Savoy cabbage leaves are wrinkled and dark green in colour, they are perfect to create a roulade with a delicious filling based on potatoes and sausage. The combination of pork and savoy cabbage is a must in Italian cuisine and in other ones. There are two elements to contribute to making this second course so delicious: the sweet and sour onion, and the cabbage sauce. So you need few and poor ingredients to make a gourmet dish! It’s warm and rich dish to be served on gloomy winter evenings…
Serves: 4
For roulades:
- 4 savoy cabbage leaves
- 3 tablespoons of apple cider vinegar
- 350 grams potatoes
- 120 grams sausage
- olive oil
- 20 grams grated Parmigiano Reggiano cheese
- 1 shallot
- pink Himalayan salt
- freshly ground white pepper
- nutmag
For the savoy cabbage sauce:
- 6 savoy cabbage leaves
- savoy cabbage cooking water to taste
- 850grams boiled apeeled potatoes
- olive oil
- pink Himalayan salt
- freshly ground white pepper
For the sweet and sour onion:
- 200 grams sliced white onions
- 50ml water
- 1 tablespoon apple cider vinegar
- Olive oil
- 1 tablespoon of granulated sugar
- pink Himalayan salt
- freshly ground white pepper
Method
Mix water, vinegar and sugar. Brown the onions with some oil in a pan for a few minutes. Pour the mixture of water, vinegar and sugar. Cook onions for about 30 minutes. Let dry, season with salt and pepper.
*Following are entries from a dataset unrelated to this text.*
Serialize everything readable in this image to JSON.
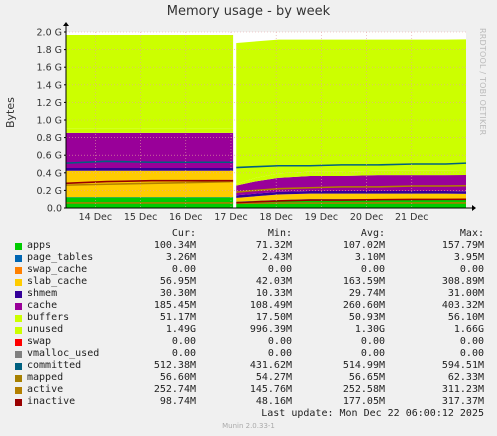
{
  "title": "Memory usage - by week",
  "watermark": "RRDTOOL / TOBI OETIKER",
  "footer": {
    "last_update": "Last update:  Mon Dec 22 06:00:12 2025",
    "version": "Munin 2.0.33-1"
  },
  "legend_headers": {
    "cur": "Cur:",
    "min": "Min:",
    "avg": "Avg:",
    "max": "Max:"
  },
  "legend": [
    {
      "name": "apps",
      "color": "#00cc00",
      "cur": "100.34M",
      "min": "71.32M",
      "avg": "107.02M",
      "max": "157.79M"
    },
    {
      "name": "page_tables",
      "color": "#0066b3",
      "cur": "3.26M",
      "min": "2.43M",
      "avg": "3.10M",
      "max": "3.95M"
    },
    {
      "name": "swap_cache",
      "color": "#ff8000",
      "cur": "0.00",
      "min": "0.00",
      "avg": "0.00",
      "max": "0.00"
    },
    {
      "name": "slab_cache",
      "color": "#ffcc00",
      "cur": "56.95M",
      "min": "42.03M",
      "avg": "163.59M",
      "max": "308.89M"
    },
    {
      "name": "shmem",
      "color": "#330099",
      "cur": "30.30M",
      "min": "10.33M",
      "avg": "29.74M",
      "max": "31.00M"
    },
    {
      "name": "cache",
      "color": "#990099",
      "cur": "185.45M",
      "min": "108.49M",
      "avg": "260.60M",
      "max": "403.32M"
    },
    {
      "name": "buffers",
      "color": "#ccff00",
      "cur": "51.17M",
      "min": "17.50M",
      "avg": "50.93M",
      "max": "56.10M"
    },
    {
      "name": "unused",
      "color": "#ccff00",
      "cur": "1.49G",
      "min": "996.39M",
      "avg": "1.30G",
      "max": "1.66G"
    },
    {
      "name": "swap",
      "color": "#ff0000",
      "cur": "0.00",
      "min": "0.00",
      "avg": "0.00",
      "max": "0.00"
    },
    {
      "name": "vmalloc_used",
      "color": "#808080",
      "cur": "0.00",
      "min": "0.00",
      "avg": "0.00",
      "max": "0.00"
    },
    {
      "name": "committed",
      "color": "#006080",
      "cur": "512.38M",
      "min": "431.62M",
      "avg": "514.99M",
      "max": "594.51M"
    },
    {
      "name": "mapped",
      "color": "#a68000",
      "cur": "56.60M",
      "min": "54.27M",
      "avg": "56.65M",
      "max": "62.33M"
    },
    {
      "name": "active",
      "color": "#b38000",
      "cur": "252.74M",
      "min": "145.76M",
      "avg": "252.58M",
      "max": "311.23M"
    },
    {
      "name": "inactive",
      "color": "#990000",
      "cur": "98.74M",
      "min": "48.16M",
      "avg": "177.05M",
      "max": "317.37M"
    }
  ],
  "chart_data": {
    "type": "area",
    "title": "Memory usage - by week",
    "ylabel": "Bytes",
    "ylim": [
      0,
      2.0
    ],
    "y_ticks": [
      "0.0",
      "0.2 G",
      "0.4 G",
      "0.6 G",
      "0.8 G",
      "1.0 G",
      "1.2 G",
      "1.4 G",
      "1.6 G",
      "1.8 G",
      "2.0 G"
    ],
    "y_tick_values": [
      0,
      0.2,
      0.4,
      0.6,
      0.8,
      1.0,
      1.2,
      1.4,
      1.6,
      1.8,
      2.0
    ],
    "x_ticks": [
      "14 Dec",
      "15 Dec",
      "16 Dec",
      "17 Dec",
      "18 Dec",
      "19 Dec",
      "20 Dec",
      "21 Dec"
    ],
    "x_tick_values": [
      13.75,
      14.75,
      15.75,
      16.75,
      17.75,
      18.75,
      19.75,
      20.75
    ],
    "x_range": [
      13.1,
      21.95
    ],
    "gap": [
      16.8,
      16.85
    ],
    "stack_order": [
      "apps",
      "page_tables",
      "slab_cache",
      "shmem",
      "cache",
      "buffers",
      "unused"
    ],
    "segments": [
      {
        "x": [
          13.1,
          14.0,
          15.0,
          16.0,
          16.8
        ],
        "apps": [
          0.12,
          0.12,
          0.12,
          0.12,
          0.12
        ],
        "page_tables": [
          0.004,
          0.004,
          0.004,
          0.004,
          0.004
        ],
        "slab_cache": [
          0.3,
          0.3,
          0.3,
          0.3,
          0.3
        ],
        "shmem": [
          0.03,
          0.03,
          0.03,
          0.03,
          0.03
        ],
        "cache": [
          0.4,
          0.4,
          0.4,
          0.4,
          0.4
        ],
        "buffers": [
          0.052,
          0.052,
          0.052,
          0.052,
          0.052
        ],
        "unused": [
          1.06,
          1.06,
          1.06,
          1.06,
          1.06
        ],
        "committed": [
          0.51,
          0.53,
          0.52,
          0.52,
          0.52
        ],
        "active": [
          0.26,
          0.27,
          0.28,
          0.29,
          0.3
        ],
        "inactive": [
          0.28,
          0.3,
          0.31,
          0.31,
          0.31
        ],
        "mapped": [
          0.057,
          0.057,
          0.057,
          0.057,
          0.057
        ]
      },
      {
        "x": [
          16.85,
          17.3,
          17.8,
          18.5,
          19.2,
          20.0,
          20.8,
          21.5,
          21.95
        ],
        "apps": [
          0.07,
          0.08,
          0.09,
          0.1,
          0.1,
          0.1,
          0.1,
          0.1,
          0.1
        ],
        "page_tables": [
          0.003,
          0.003,
          0.003,
          0.003,
          0.003,
          0.003,
          0.003,
          0.003,
          0.003
        ],
        "slab_cache": [
          0.04,
          0.05,
          0.06,
          0.06,
          0.06,
          0.06,
          0.06,
          0.06,
          0.057
        ],
        "shmem": [
          0.03,
          0.03,
          0.03,
          0.03,
          0.03,
          0.03,
          0.03,
          0.03,
          0.03
        ],
        "cache": [
          0.11,
          0.14,
          0.16,
          0.17,
          0.17,
          0.18,
          0.18,
          0.18,
          0.185
        ],
        "buffers": [
          0.02,
          0.04,
          0.05,
          0.05,
          0.05,
          0.05,
          0.05,
          0.05,
          0.051
        ],
        "unused": [
          1.6,
          1.55,
          1.52,
          1.5,
          1.5,
          1.49,
          1.49,
          1.49,
          1.49
        ],
        "committed": [
          0.46,
          0.47,
          0.48,
          0.48,
          0.49,
          0.49,
          0.5,
          0.5,
          0.51
        ],
        "active": [
          0.18,
          0.2,
          0.22,
          0.23,
          0.24,
          0.24,
          0.25,
          0.25,
          0.253
        ],
        "inactive": [
          0.06,
          0.07,
          0.08,
          0.09,
          0.09,
          0.095,
          0.097,
          0.098,
          0.099
        ],
        "mapped": [
          0.055,
          0.055,
          0.056,
          0.056,
          0.056,
          0.057,
          0.057,
          0.057,
          0.057
        ]
      }
    ]
  }
}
Now prepare the filling. Remove the outer casing of the sausage, rinse the potatoes and cook them in a pot covered with water until they are tender. Peel and mash them. Set aside. Fry the peeled and chopped shallots in a pan. Add the shelled sausage, mix and simmer for about 15 minutes. Put the potatoes, the sausage, the Parmesan cheese and the olive oil in a bowl and mix. Season with salt and pepper, if necessary.
Clean the cabbage. So wash 10 leaves, remove the central rib and blanch them in water, salt and vinegar, for about 10 minutes. Let cool in water and ice, after place them on a cloth to dry thoroughly.
Distribute the filling on 4 blanched cabbage leaves; create little spheres with a sheet of clingfilm. Remove the clingfilm and heat in the oven at 160° Celsius degrees for at least 10 minutes.
While the rolls are in the oven, prepare the sauce. Pass the blanched cabbage leaves in the mixer glass with a little savoy cabbage cooking water, potatoes, a pinch of salt and pepper. Blend until you make a not very thick cream.
Plating
Pour a few spoonfuls of cream into a deep plate. Place the cabbage roulade and some caramelized onion on top. Garnish with herbs if you want. Serve warm.